American college aquatic sports competition

The 1977 NCAA Men's Division I Swimming and Diving Championships were contested in March 1977 at the Cleveland State University Natatorium at Cleveland State University in Cleveland, Ohio at the 54th annual NCAA-sanctioned swim meet to determine the team and individual national champions of Division I men's collegiate swimming and diving in the United States.
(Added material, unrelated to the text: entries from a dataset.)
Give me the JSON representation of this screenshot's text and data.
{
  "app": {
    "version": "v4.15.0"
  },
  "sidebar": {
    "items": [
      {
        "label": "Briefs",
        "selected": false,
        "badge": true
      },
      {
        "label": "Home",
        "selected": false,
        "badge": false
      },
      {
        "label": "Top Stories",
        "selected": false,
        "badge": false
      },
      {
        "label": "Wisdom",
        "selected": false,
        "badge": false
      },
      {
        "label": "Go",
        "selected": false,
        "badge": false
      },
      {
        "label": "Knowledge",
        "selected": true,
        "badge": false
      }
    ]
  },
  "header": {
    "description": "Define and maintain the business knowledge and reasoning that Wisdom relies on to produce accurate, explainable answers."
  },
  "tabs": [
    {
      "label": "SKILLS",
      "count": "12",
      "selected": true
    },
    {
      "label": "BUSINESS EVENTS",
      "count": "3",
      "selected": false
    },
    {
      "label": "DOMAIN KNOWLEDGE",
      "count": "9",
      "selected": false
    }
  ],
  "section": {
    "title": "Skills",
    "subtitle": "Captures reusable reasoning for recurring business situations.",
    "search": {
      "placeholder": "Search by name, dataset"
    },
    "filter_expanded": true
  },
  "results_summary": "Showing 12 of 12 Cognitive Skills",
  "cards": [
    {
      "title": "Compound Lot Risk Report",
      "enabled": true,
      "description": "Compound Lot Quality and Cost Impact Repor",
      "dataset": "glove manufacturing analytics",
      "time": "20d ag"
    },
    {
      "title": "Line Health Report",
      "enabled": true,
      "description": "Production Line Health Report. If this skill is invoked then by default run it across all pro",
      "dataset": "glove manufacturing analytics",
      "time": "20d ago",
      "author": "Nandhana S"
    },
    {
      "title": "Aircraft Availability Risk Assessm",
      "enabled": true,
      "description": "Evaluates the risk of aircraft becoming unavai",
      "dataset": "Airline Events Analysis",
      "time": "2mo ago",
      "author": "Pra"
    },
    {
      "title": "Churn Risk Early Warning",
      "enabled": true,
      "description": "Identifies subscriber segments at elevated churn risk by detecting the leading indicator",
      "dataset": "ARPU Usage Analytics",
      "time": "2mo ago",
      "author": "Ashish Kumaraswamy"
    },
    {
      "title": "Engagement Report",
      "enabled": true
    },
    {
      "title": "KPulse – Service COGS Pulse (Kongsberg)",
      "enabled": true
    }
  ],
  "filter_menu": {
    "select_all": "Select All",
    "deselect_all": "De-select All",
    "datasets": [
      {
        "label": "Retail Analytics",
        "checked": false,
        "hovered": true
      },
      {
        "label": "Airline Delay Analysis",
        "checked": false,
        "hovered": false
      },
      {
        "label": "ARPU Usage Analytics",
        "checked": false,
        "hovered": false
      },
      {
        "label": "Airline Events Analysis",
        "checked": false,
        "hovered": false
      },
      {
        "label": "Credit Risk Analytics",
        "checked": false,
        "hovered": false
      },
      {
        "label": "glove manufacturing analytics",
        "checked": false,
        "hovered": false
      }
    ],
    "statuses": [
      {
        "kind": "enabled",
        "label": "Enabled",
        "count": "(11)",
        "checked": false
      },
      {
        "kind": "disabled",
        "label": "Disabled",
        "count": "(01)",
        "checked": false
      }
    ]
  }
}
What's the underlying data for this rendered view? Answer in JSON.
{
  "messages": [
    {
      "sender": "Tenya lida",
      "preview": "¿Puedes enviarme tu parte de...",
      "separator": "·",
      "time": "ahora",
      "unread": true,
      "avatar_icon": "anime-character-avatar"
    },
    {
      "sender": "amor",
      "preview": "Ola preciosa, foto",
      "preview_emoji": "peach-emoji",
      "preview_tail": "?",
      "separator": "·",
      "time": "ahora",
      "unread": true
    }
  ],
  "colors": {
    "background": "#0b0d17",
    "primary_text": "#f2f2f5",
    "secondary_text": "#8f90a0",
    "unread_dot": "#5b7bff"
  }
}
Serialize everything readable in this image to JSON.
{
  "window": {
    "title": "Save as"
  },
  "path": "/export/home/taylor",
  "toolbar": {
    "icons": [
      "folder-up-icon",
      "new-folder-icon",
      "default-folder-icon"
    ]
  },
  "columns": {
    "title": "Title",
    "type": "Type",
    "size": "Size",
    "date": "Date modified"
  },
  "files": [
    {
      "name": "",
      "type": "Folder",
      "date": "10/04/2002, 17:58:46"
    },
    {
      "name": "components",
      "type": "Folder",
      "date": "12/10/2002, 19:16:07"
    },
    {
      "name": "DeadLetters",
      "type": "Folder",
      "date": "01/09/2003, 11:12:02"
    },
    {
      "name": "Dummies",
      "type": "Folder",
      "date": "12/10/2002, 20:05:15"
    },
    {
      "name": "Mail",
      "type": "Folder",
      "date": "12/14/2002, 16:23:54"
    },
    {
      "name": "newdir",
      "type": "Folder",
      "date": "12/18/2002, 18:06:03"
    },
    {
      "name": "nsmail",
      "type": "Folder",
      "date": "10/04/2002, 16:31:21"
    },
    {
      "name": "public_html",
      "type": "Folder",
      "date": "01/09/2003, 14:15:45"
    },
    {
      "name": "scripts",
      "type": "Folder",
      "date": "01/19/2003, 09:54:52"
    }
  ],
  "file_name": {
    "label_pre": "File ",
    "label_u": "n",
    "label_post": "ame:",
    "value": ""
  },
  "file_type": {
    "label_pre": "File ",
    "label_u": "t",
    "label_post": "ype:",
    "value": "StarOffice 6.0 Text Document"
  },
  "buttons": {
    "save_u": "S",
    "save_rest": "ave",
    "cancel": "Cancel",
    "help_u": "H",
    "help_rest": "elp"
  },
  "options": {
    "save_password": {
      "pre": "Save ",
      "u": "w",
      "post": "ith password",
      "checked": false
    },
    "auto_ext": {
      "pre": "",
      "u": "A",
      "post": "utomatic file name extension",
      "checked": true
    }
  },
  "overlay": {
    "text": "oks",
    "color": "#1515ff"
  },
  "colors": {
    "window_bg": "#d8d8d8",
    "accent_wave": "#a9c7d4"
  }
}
USC once again topped the team standings, the Trojans' fourth consecutive title and ninth overall.

==Team standings==
- Note: Top 10 only
- (H) = Hosts
- (DC) = Defending champions
- Full results

| Rank | Team | Points |
|---|---|---|
| 1st place, gold medalist(s) | USC (DC) | 385 |
| 2nd place, silver medalist(s) | Alabama | 204 |
| 3rd place, bronze medalist(s) | Tennessee | 182 |
| 4 | Indiana | 173 |
| 5 | Auburn | 155 |
| 6 | UCLA | 134 |
| 7 | Stanford | 102 |
| 8 | California | 98 |
| 9 | SMU | 74 |
| 10 | Long Beach State | 63 |

==See also==
- List of college swimming and diving teams
The 1977 NCAA Division I Championships were notable for setting new NCAA Records in every event. Actually, records were broken in 16 of the 15 swimming events, because the 1,000 yd Freestyle record was broken on the way in the 1,650 yd Freestyle. This rewriting of the entire record book is believed to be a unique situation.